|
|
|
|
|
by data_hope
3340 days ago
|
|
I wonder how different / similar these romance languages are, compared to the reference frame I have: German dialects. German dialects can be mutually unintelligible, young germans typically know standard german and thus have a "common ground" for communication, also they usually speak a form of the dialect that is already considerably closer to the standard "high" language of newspapers and televisions, than what their grandparents or their great grandparents speak / spoke. Sometimes (typically in documentaries), they even subtitle dialect speakers. So yeah, I wonder if depending on the context, the classification of languages and dialects differs. |
|
I think academics shy away from attempting to make the distinction except when extremely obvious, and instead talk directly about quantitative measurements and feature overlaps (isogloss is a search term that may be useful here).

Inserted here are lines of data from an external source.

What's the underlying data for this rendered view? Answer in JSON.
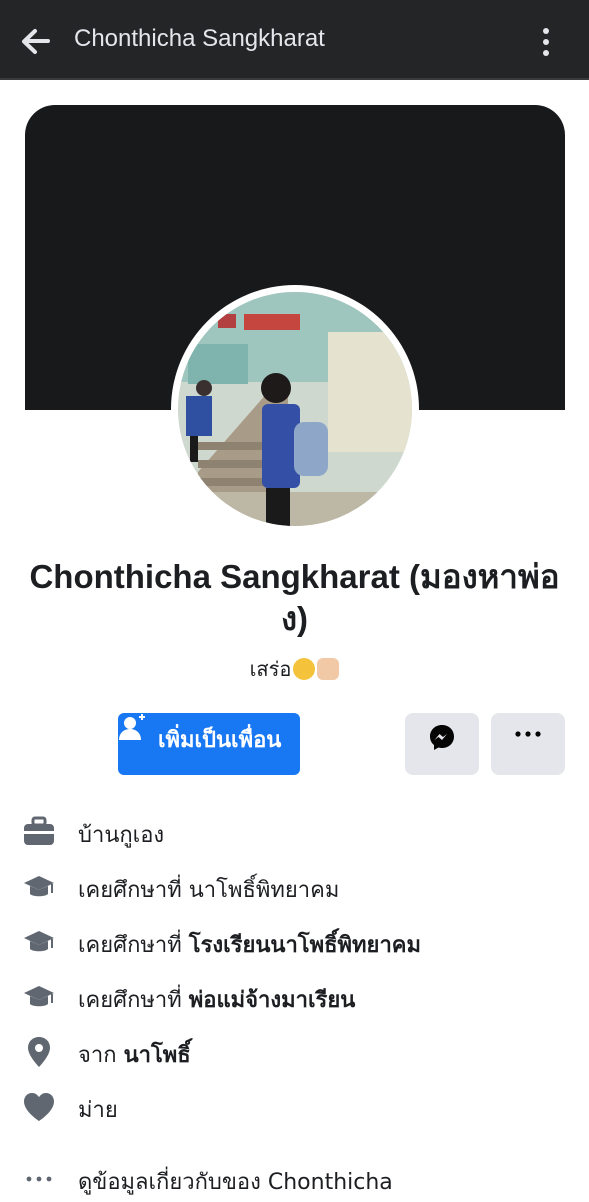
{
  "topbar": {
    "title": "Chonthicha Sangkharat"
  },
  "profile": {
    "name": "Chonthicha Sangkharat (มองหาพ่อง)",
    "bio_text": "เสร่อ",
    "bio_emojis": [
      "unamused-face-emoji",
      "fist-bump-emoji"
    ]
  },
  "actions": {
    "add_friend_label": "เพิ่มเป็นเพื่อน",
    "accent_color": "#1877f2"
  },
  "info": [
    {
      "icon": "briefcase-icon",
      "prefix": "บ้านกูเอง",
      "bold": ""
    },
    {
      "icon": "graduation-cap-icon",
      "prefix": "เคยศึกษาที่ ",
      "bold": "",
      "plain": "นาโพธิ์พิทยาคม"
    },
    {
      "icon": "graduation-cap-icon",
      "prefix": "เคยศึกษาที่ ",
      "bold": "โรงเรียนนาโพธิ์พิทยาคม"
    },
    {
      "icon": "graduation-cap-icon",
      "prefix": "เคยศึกษาที่ ",
      "bold": "พ่อแม่จ้างมาเรียน"
    },
    {
      "icon": "location-pin-icon",
      "prefix": "จาก ",
      "bold": "นาโพธิ์"
    },
    {
      "icon": "heart-icon",
      "prefix": "ม่าย",
      "bold": ""
    },
    {
      "icon": "more-dots-icon",
      "prefix": "ดูข้อมูลเกี่ยวกับของ Chonthicha",
      "bold": ""
    }
  ]
}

Dialect/language lines will often have completely different shapes when you look at different distinctions in lexicon, phonetics, syntax, etc. If I had to generalize though, in a particular language "chain", linguists seem to identify an order of magnitude more separable languages than non-academics do. (Consider the cases of huge macrolanguages like "Chinese" & "Arabic", or even "Italian", whose singular labels by laypeople are pretty universally rejected.)
It doesn't help that people are generally unaware of the incredible political pressure most nations put on presenting a singular linguistic front, when the truth is much much more muddled. As a result, the common parlance distinction between dialect & language often verges on meaningless.